I’m also a former Army wife. My boys’ father was in the Army, so the whole setting in the married quarters was very familiar to me, as was Amy’s ‘non-Army-wife’ role. I was one of those wives who didn’t really hang out with the other Army wives – I hated the gossip, the politics etc. I was a bit different, like Amy, choosing a slightly different route, a different circle of friends. One school mum (non-Army) once said, after a year acquainted, ‘Oh, I didn’t know you were one of the Army wives’. A comment loaded with prejudice and implied stereotype and I couldn’t let it pass without a sweet smile: ‘Is that because I don’t have a fag hanging out of my mouth and my trackies on?
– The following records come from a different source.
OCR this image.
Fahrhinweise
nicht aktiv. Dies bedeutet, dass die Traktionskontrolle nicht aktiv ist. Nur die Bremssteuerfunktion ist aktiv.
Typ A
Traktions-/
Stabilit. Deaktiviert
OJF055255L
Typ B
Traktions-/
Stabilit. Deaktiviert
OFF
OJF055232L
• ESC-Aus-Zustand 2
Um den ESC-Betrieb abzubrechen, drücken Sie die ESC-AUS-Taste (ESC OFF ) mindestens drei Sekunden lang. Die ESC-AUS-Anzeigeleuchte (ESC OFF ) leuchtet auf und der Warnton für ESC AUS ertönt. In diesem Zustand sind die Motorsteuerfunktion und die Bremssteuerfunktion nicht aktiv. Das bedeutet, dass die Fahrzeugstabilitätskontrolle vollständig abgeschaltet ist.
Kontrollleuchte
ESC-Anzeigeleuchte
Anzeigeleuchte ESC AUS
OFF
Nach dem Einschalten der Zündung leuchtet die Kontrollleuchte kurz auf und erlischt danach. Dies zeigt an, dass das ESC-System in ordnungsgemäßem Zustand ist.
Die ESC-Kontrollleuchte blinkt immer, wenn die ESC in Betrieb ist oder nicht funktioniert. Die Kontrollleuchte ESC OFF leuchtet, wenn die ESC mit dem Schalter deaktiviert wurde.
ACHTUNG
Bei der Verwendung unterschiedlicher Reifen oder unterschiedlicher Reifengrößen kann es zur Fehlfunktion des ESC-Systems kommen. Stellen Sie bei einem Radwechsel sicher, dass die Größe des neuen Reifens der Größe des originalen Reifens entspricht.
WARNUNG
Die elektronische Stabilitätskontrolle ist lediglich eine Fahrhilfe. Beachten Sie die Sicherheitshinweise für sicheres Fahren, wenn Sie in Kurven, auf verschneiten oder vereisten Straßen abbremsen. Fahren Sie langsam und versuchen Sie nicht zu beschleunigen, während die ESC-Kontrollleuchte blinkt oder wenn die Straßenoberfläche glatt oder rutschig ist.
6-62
Is that what you expected?’ In that sense, I could completely relate to Amy, laughing at times as I recalled memories from those days … you really can tell the rank a soldier is by his house if you live in the married quarter and woe betide you if you get a house above your rank because there’s nothing else left! Having the Army setting, in which soldiers are expected to conform and do as they are bid (and in which families do not come first) was the ideal contrast for examining a birth plan that is seen by many as unconventional these days.

Peace, Love and Khaki Socks is written with a relaxed, easy style with some wryly funny moments – like hearing a birth story from a friend. It will especially hold appeal for those who are pregnant and/or considering home birth options. I did enjoy reading it, especially for the trip down memory lane – it’s the novel’s biggest strength – and the insight to life in Darwin, a setting that was well drawn. A couple of things did irk me though. One was the over-emphasis on Amy’s ‘hippie-ness’ – I felt a bit irritated at times because it just felt like there was a lot of what amounted to ‘name dropping’. ‘I get the picture,’ I felt myself thinking. It just felt like it was laid on too thick. The other thing was some mistakes in the text – an apostrophe in the wrong place, ‘obstinence’ instead of obstinate, ‘prey tell’ instead of ‘pray tell’ … however, while that’s my peeve, it didn’t get in the way of me enjoying the book overall. A good and interesting debut that should inspire debate about birthing choices.

Available from good bookstores and MidnightSun Publishing. This copy was courtesy of MidnightSun Publishing.

Bookish treat: One fair trade coffee and the scrambled eggs at Amy’s parents’ cafe for me, please.